10月30日に放送された『第50回NHK上方漫才コンテスト』で、お笑いコンビ・ネイビーズアフロ(皆川、はじり)が悲願の優勝を果たした。

上方演芸界において、新人の登竜門と位置付けられる由緒ある同コンテスト。本来は今年3月に開催予定だったが、コロナ禍の影響で延期され、観客も約1400人収容可能な会場にわずか150人。例年とは全く異なる雰囲気でおこなわれた。

出場者は、初の本選進出となったきんめ鯛、ニッポンの社長、パーティーパーティー、プードル、隣人、2019年に続き2度目の挑戦となったからし蓮根、たくろう、ネイビーズアフロの8組。2つのブロックに分かれてネタを披露し、きんめ鯛とネイビーズアフロが最終決戦に駒を進めた。

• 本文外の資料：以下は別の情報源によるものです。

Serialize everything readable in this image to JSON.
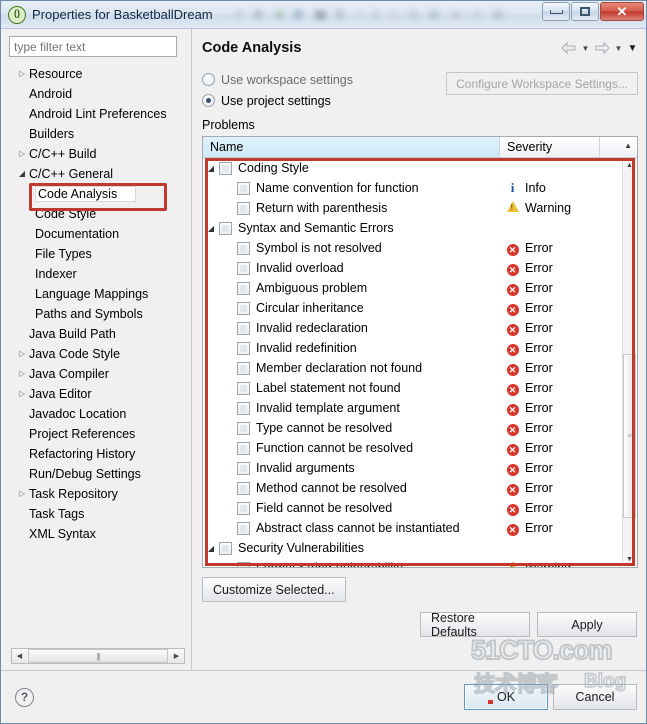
{
  "window": {
    "title": "Properties for BasketballDream",
    "app_icon": "braces-icon",
    "controls": {
      "minimize": "minimize-icon",
      "maximize": "maximize-icon",
      "close": "✕"
    }
  },
  "sidebar": {
    "filter_placeholder": "type filter text",
    "filter_value": "",
    "items": [
      {
        "label": "Resource",
        "level": 0,
        "expandable": true,
        "expanded": false
      },
      {
        "label": "Android",
        "level": 0,
        "expandable": false,
        "expanded": false
      },
      {
        "label": "Android Lint Preferences",
        "level": 0,
        "expandable": false,
        "expanded": false
      },
      {
        "label": "Builders",
        "level": 0,
        "expandable": false,
        "expanded": false
      },
      {
        "label": "C/C++ Build",
        "level": 0,
        "expandable": true,
        "expanded": false
      },
      {
        "label": "C/C++ General",
        "level": 0,
        "expandable": true,
        "expanded": true
      },
      {
        "label": "Code Analysis",
        "level": 1,
        "expandable": true,
        "expanded": false,
        "selected": true
      },
      {
        "label": "Code Style",
        "level": 1,
        "expandable": false,
        "expanded": false
      },
      {
        "label": "Documentation",
        "level": 1,
        "expandable": false,
        "expanded": false
      },
      {
        "label": "File Types",
        "level": 1,
        "expandable": false,
        "expanded": false
      },
      {
        "label": "Indexer",
        "level": 1,
        "expandable": false,
        "expanded": false
      },
      {
        "label": "Language Mappings",
        "level": 1,
        "expandable": false,
        "expanded": false
      },
      {
        "label": "Paths and Symbols",
        "level": 1,
        "expandable": false,
        "expanded": false
      },
      {
        "label": "Java Build Path",
        "level": 0,
        "expandable": false,
        "expanded": false
      },
      {
        "label": "Java Code Style",
        "level": 0,
        "expandable": true,
        "expanded": false
      },
      {
        "label": "Java Compiler",
        "level": 0,
        "expandable": true,
        "expanded": false
      },
      {
        "label": "Java Editor",
        "level": 0,
        "expandable": true,
        "expanded": false
      },
      {
        "label": "Javadoc Location",
        "level": 0,
        "expandable": false,
        "expanded": false
      },
      {
        "label": "Project References",
        "level": 0,
        "expandable": false,
        "expanded": false
      },
      {
        "label": "Refactoring History",
        "level": 0,
        "expandable": false,
        "expanded": false
      },
      {
        "label": "Run/Debug Settings",
        "level": 0,
        "expandable": false,
        "expanded": false
      },
      {
        "label": "Task Repository",
        "level": 0,
        "expandable": true,
        "expanded": false
      },
      {
        "label": "Task Tags",
        "level": 0,
        "expandable": false,
        "expanded": false
      },
      {
        "label": "XML Syntax",
        "level": 0,
        "expandable": false,
        "expanded": false
      }
    ]
  },
  "page": {
    "title": "Code Analysis",
    "nav": {
      "back": "back-arrow-icon",
      "back_menu": "chevron-down-icon",
      "forward": "forward-arrow-icon",
      "forward_menu": "chevron-down-icon",
      "view_menu": "chevron-down-icon"
    },
    "settings_scope": {
      "workspace_label": "Use workspace settings",
      "project_label": "Use project settings",
      "selected": "project",
      "configure_button": "Configure Workspace Settings...",
      "configure_enabled": false
    },
    "problems_label": "Problems",
    "table": {
      "columns": [
        "Name",
        "Severity"
      ],
      "sort_indicator": "▲",
      "rows": [
        {
          "name": "Coding Style",
          "severity": "",
          "level": 0,
          "expanded": true,
          "checked": false
        },
        {
          "name": "Name convention for function",
          "severity": "Info",
          "icon": "info-icon",
          "level": 1,
          "checked": false
        },
        {
          "name": "Return with parenthesis",
          "severity": "Warning",
          "icon": "warning-icon",
          "level": 1,
          "checked": false
        },
        {
          "name": "Syntax and Semantic Errors",
          "severity": "",
          "level": 0,
          "expanded": true,
          "checked": false
        },
        {
          "name": "Symbol is not resolved",
          "severity": "Error",
          "icon": "error-icon",
          "level": 1,
          "checked": false
        },
        {
          "name": "Invalid overload",
          "severity": "Error",
          "icon": "error-icon",
          "level": 1,
          "checked": false
        },
        {
          "name": "Ambiguous problem",
          "severity": "Error",
          "icon": "error-icon",
          "level": 1,
          "checked": false
        },
        {
          "name": "Circular inheritance",
          "severity": "Error",
          "icon": "error-icon",
          "level": 1,
          "checked": false
        },
        {
          "name": "Invalid redeclaration",
          "severity": "Error",
          "icon": "error-icon",
          "level": 1,
          "checked": false
        },
        {
          "name": "Invalid redefinition",
          "severity": "Error",
          "icon": "error-icon",
          "level": 1,
          "checked": false
        },
        {
          "name": "Member declaration not found",
          "severity": "Error",
          "icon": "error-icon",
          "level": 1,
          "checked": false
        },
        {
          "name": "Label statement not found",
          "severity": "Error",
          "icon": "error-icon",
          "level": 1,
          "checked": false
        },
        {
          "name": "Invalid template argument",
          "severity": "Error",
          "icon": "error-icon",
          "level": 1,
          "checked": false
        },
        {
          "name": "Type cannot be resolved",
          "severity": "Error",
          "icon": "error-icon",
          "level": 1,
          "checked": false
        },
        {
          "name": "Function cannot be resolved",
          "severity": "Error",
          "icon": "error-icon",
          "level": 1,
          "checked": false
        },
        {
          "name": "Invalid arguments",
          "severity": "Error",
          "icon": "error-icon",
          "level": 1,
          "checked": false
        },
        {
          "name": "Method cannot be resolved",
          "severity": "Error",
          "icon": "error-icon",
          "level": 1,
          "checked": false
        },
        {
          "name": "Field cannot be resolved",
          "severity": "Error",
          "icon": "error-icon",
          "level": 1,
          "checked": false
        },
        {
          "name": "Abstract class cannot be instantiated",
          "severity": "Error",
          "icon": "error-icon",
          "level": 1,
          "checked": false
        },
        {
          "name": "Security Vulnerabilities",
          "severity": "",
          "level": 0,
          "expanded": true,
          "checked": false
        },
        {
          "name": "Format String Vulnerability",
          "severity": "Warning",
          "icon": "warning-icon",
          "level": 1,
          "checked": false
        }
      ]
    },
    "buttons": {
      "customize_selected": "Customize Selected...",
      "restore_defaults": "Restore Defaults",
      "apply": "Apply"
    }
  },
  "footer": {
    "help": "help-icon",
    "ok": "OK",
    "cancel": "Cancel"
  },
  "watermark": {
    "line1": "51CTO.com",
    "line2": "技术博客",
    "line3": "Blog"
  },
  "colors": {
    "accent_red": "#c0392b",
    "error": "#d9342b",
    "warning": "#f0c23a",
    "info": "#1c4f9c",
    "header_blue": "#cfe9f7"
  }
}
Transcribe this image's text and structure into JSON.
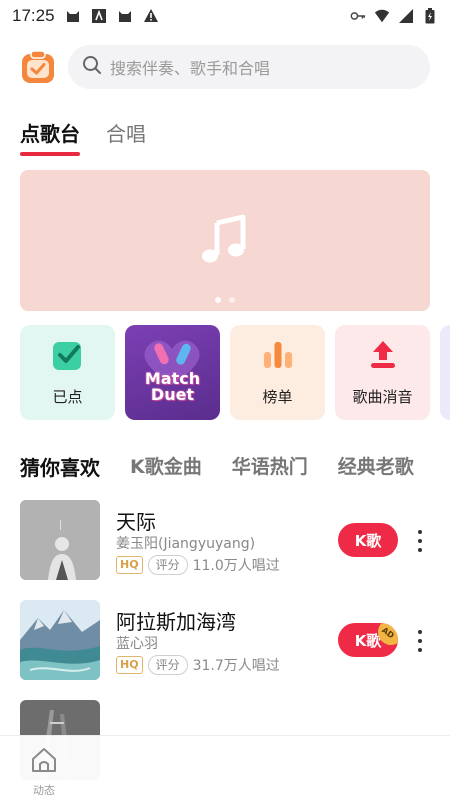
{
  "status_bar": {
    "time": "17:25",
    "left_icons": [
      "cat-icon",
      "app-a-icon",
      "cat-icon",
      "warning-icon"
    ],
    "right_icons": [
      "key-icon",
      "wifi-icon",
      "signal-icon",
      "battery-icon"
    ]
  },
  "header": {
    "search_placeholder": "搜索伴奏、歌手和合唱"
  },
  "main_tabs": [
    {
      "label": "点歌台",
      "active": true
    },
    {
      "label": "合唱",
      "active": false
    }
  ],
  "banner": {
    "icon": "music-note-icon",
    "dots": 2,
    "active_dot": 0
  },
  "quick_entries": [
    {
      "label": "已点",
      "icon": "check-icon",
      "bg": "#e3f7f2"
    },
    {
      "label": "Match Duet",
      "icon": "microphone-duet-icon",
      "bg": "#6b3aa3"
    },
    {
      "label": "榜单",
      "icon": "bar-chart-icon",
      "bg": "#fdece0"
    },
    {
      "label": "歌曲消音",
      "icon": "upload-icon",
      "bg": "#fde8ea"
    }
  ],
  "match_duet": {
    "line1": "Match",
    "line2": "Duet"
  },
  "category_tabs": [
    {
      "label": "猜你喜欢",
      "active": true
    },
    {
      "label": "K歌金曲",
      "active": false
    },
    {
      "label": "华语热门",
      "active": false
    },
    {
      "label": "经典老歌",
      "active": false
    }
  ],
  "songs": [
    {
      "title": "天际",
      "artist": "姜玉阳(Jiangyuyang)",
      "hq": "HQ",
      "rate": "评分",
      "count": "11.0万人唱过",
      "button": "K歌",
      "ad": ""
    },
    {
      "title": "阿拉斯加海湾",
      "artist": "蓝心羽",
      "hq": "HQ",
      "rate": "评分",
      "count": "31.7万人唱过",
      "button": "K歌",
      "ad": "AD"
    }
  ],
  "bottom_nav": {
    "items": [
      {
        "label": "动态",
        "icon": "home-icon"
      }
    ]
  },
  "colors": {
    "accent": "#e8293f",
    "k_button": "#ee2a46",
    "banner_bg": "#f7d7d1",
    "search_bg": "#f3f3f5"
  }
}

ネイビーズアフロの勝因となったのは、1本目だけでなく2本目のネタでも見せた圧倒的な熱量。展開も早く、審査員も観客も彼らの世界に引き込まれてしまったことは、審査員の西川きよしも「力の入れようが伝わってくる」、三倉佳奈は「壮大な映画を見ているみたい」というコメントからも伝わってくる。

もともと漫才に対する評価は高く、賞レースでも好成績を残してきたが、「決勝には進めても優勝できない、もしかしたらこのまま取れないのかなと気持ちは焦っていたので、うれしさもあるけど、やっと優勝できた安心感が強かった」と、優勝が告げられた瞬間に涙を見せたはじり。

皆川は「何回か隣に並んでいるコンビが優勝するという機会があったので、優勝して全員の目がこちらを向いている状態に鳥肌が立ちました! 相方が泣いているところも初めて見ました」と笑いを誘った。

「見た目に特徴がないので、キャラクターというより漫才の印象を残せるように」と、2人の掛け合いが見どころだというネタをセレクトし、決勝に挑んだというネイビーズアフロ。その圧倒的な漫才と雄姿でインパクトを残し、この優勝が彼らにとって飛躍のきっかけになりそうだ。